Samoleczenie FACP – ważne zasady dla pacjenta
Pacjent odczuwający ból brzucha powinien odpowiedzieć sobie na kilka pytań: Czy w ostatnim czasie schudł? Czy gorączkuje? Czy doświadcza przewlekającej się biegunki, wymiotów? Czy stwierdza obecność krwi lub treści ropnej w kale? Czy zmieniło się zabarwienie skory (bladość, zażółcenie)? Czy dolegliwości mają duże nasilenie, wpływają na codzienne funkcjonowanie? Czy objawy budzą w nocy? Czy stwierdzone objawy są czymś nowym? Czy objawy mają związek z miesiączką lub aktywnością fizyczną? Czy objawy mają związek z wypróżnieniem?

– jeżeli odpowiedź na choćby jedno z tych pytań jest twierdząca, pacjent nie powinien leczyć się sam, ale udać się na konsultację lekarską – podkreśla prof. Piotr Eder.
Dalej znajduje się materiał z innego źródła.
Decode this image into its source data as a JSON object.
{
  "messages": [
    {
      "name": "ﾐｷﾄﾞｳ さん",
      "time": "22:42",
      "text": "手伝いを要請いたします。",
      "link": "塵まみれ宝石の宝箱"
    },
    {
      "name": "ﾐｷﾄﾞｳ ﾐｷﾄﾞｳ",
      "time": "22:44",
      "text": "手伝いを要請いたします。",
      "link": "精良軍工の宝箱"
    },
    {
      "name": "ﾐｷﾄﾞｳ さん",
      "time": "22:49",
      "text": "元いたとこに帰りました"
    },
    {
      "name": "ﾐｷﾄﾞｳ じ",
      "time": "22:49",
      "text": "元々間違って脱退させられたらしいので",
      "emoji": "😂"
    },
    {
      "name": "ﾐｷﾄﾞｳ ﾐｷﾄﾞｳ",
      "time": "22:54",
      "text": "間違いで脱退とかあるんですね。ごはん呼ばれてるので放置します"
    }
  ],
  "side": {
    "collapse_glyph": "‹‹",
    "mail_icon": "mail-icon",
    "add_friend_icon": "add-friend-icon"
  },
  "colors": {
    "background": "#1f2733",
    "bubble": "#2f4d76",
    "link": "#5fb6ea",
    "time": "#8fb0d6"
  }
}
Jeśli odpowiedź na wszystkie pytania jest negatywna, to pacjent powinien zwrócić uwagę na to, czy objawy są związane ze spożywanym pokarmem, i ewentualnie podjąć próbę zmiany diety, najlepiej pod opieką wykwalifikowanego, kompetentnego dietetyka. Powinien się też zastanowić, czy objawy nie są powiązane z czynnikiem stresowym, emocjonalnym. jeżeli taka zależność jest, to warto pomyśleć o zastosowaniu technik relaksacyjnych i konsultacji z psychologiem. Gdy wszystkie wymienione okoliczności zostaną wykluczone, pacjent może sięgnąć w ramach samoleczenia po leki spazmolityczne – również wtedy, gdy objawy mają związek z dietą lub stresem. Oczywiście musi pamiętać, iż o ile objawy nie ustaną w ciągu kilku dni, to powinien skorzystać z konsultacji lekarskiej.

Przypisy:
1. Muller-Lissner S, Andresen V, Corsetti M, Bustos Fernandez L, Forestier S, Pace F, et al. Functional abdominal cramping pain: expert practical guidance. J Clin Gastroenterol 2022; 56: 844-852.
2. Eder P, Kowalski P, Mastalerz-Migas A, Skrzydlo- -Radomanska B, Cichy W, Proga K. Self-medication with drotaverine among patients with common abdominal symptoms and treatment effi cacy from the perspectives of patients and general practitioners – an observational, retrospective, cross-sectional study using real- -world data. J Clin Med 2022; 11: 3156.


Tekst pochodzi z „Kuriera Medycznego” 1/2023.